Jangan beralasan kamu kuat iman, maka tetep aja ngeyel berdua-duaan. Banyak tuh kasus ngakunya aktivis rohis dan niatnya dakwah eh..malah kebablasan pacaran. Teman SMA saya dulu aja ada yang MBA alias Married By Accident alias lagi hamil di luar nikah karena pacaran. Udah sekolahnya nggak bisa lanjut karena perutnya semakin gendut, ia adalah pihak yang dirugikan. Tuh, si laki-laki yang menghamili bisa dengan enaknya melanjutkan sekolah sampe tuntas. Belum lagi beban dosa besar yang harus ia tanggung. Ingat, berzina adalah salah satu dosa besar yang hanya bisa ditebus dengan taubatan nasuha. Taubat yang sungguh-sungguh dan tak akan pernah mengulangi lagi. Bukan taubat jenis tomat, saat ini tobat, besok kumat. Duh, itu sih namanya main-main alias nggak serius dan mau berubah total. Nggak baik, Non!
Kok bisa? Di saat teman-teman pada risih dengan status jomblo, masa’ sih malah bisa dijadikan status pilihan? Bisa aja, why not gitu loh? Lagian tergantung persepsi kan?
Kondisi jomblo adalah kondisi yang independen, mandiri.
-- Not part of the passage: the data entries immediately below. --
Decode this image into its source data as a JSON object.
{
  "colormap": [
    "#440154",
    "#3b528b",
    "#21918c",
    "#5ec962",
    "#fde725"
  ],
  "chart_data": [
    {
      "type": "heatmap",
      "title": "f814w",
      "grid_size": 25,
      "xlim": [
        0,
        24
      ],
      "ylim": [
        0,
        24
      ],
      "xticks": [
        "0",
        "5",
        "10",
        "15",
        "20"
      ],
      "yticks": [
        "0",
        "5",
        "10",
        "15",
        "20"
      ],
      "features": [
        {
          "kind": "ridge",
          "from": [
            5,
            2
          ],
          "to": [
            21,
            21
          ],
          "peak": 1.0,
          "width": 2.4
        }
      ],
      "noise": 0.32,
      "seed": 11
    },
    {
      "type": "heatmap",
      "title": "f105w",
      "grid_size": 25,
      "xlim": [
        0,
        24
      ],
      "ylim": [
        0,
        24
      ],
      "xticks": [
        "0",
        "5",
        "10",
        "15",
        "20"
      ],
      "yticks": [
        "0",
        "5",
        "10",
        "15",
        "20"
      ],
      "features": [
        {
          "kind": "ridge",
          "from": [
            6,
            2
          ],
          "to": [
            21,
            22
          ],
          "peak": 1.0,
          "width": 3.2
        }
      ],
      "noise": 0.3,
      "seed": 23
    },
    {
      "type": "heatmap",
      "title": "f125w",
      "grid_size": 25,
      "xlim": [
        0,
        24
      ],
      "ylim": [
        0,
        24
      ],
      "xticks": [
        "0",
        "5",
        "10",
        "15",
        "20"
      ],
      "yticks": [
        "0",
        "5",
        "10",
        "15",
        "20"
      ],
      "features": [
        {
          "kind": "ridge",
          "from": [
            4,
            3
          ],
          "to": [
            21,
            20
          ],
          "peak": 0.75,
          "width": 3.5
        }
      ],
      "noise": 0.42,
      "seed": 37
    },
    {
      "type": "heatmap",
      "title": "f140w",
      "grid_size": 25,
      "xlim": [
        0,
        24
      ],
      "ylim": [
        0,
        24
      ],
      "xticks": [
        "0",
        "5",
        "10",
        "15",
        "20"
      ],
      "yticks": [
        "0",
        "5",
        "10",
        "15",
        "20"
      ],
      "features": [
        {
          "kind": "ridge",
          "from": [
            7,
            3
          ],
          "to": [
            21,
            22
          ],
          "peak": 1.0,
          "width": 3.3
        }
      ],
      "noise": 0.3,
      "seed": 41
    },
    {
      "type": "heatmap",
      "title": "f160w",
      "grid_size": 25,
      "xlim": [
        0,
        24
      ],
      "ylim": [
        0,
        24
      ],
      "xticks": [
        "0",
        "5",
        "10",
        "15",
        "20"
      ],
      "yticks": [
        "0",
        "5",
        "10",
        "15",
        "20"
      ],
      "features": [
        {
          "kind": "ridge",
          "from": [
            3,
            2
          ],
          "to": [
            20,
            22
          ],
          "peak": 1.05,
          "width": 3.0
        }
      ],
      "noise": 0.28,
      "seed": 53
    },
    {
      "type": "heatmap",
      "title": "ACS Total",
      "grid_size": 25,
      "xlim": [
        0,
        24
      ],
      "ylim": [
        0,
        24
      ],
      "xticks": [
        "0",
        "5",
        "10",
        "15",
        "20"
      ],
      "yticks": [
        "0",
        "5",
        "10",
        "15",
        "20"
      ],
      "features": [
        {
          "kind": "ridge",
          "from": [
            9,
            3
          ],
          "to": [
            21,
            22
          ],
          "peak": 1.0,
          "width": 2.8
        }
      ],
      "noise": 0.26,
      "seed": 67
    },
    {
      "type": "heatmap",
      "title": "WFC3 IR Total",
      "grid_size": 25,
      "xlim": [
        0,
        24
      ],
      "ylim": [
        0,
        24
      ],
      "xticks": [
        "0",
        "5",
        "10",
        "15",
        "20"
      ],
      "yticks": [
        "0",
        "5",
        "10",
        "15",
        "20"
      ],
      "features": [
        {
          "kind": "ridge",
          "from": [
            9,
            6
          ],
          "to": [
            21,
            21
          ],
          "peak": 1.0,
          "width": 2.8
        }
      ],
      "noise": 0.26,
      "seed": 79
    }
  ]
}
Di saat teman-teman cewek lain serasa nggak bisa hidup tanpa gebetan, kamu merasa sebaliknya. Nggak harus jadi cewek tuh aleman, manja, tergantung ke cowok, dan merasa lemah. Huh…jijay bajay banget. Jadi cewek kudu punya pendirian, nggak asal ikut-ikutan. Meskipun teman satu sekolah memilih pacaran sebagai jalan hidup, kamu tetap keukeuh dengan prinsip: “jomblo tapi sholihah”. Huhuy!
Dulu, waktu saya masih duduk manis di bangku SMP dan SMA, ada seorang teman yang ngebet banget pingin punya pacar. Sampe-sampe kalo ada kuis di majalah remaja tentang siap-enggaknya pacaran, doi termasuk yang rajin mengisi untuk tahu jawabannya. Ternyata doi tipe yang sudah siap banget. Akhirnya fokus perhatian dia hanya ke cita-cita pingin punya pacar dan pacar mulu. Prestasi sekolah jadi anjlok. Padahal ternyata nggak ada yang mau sama doi (backsound : Kacian banget!).
Nah, beda kasus dengan muslimah sholihah. Ada atau nggak ada yang mau, dia nggak bakal ambil pusing. Mikirin rumus fisika aja sudah cukup pusing, pake mikir hal lain. Maksudnya, mikirin pacar atau pacaran adalah sesuatu yang nggak penting bagi dirinya. Selain ngabisin waktu dan energi, yang pasti menguras konsentrasi dan emosi.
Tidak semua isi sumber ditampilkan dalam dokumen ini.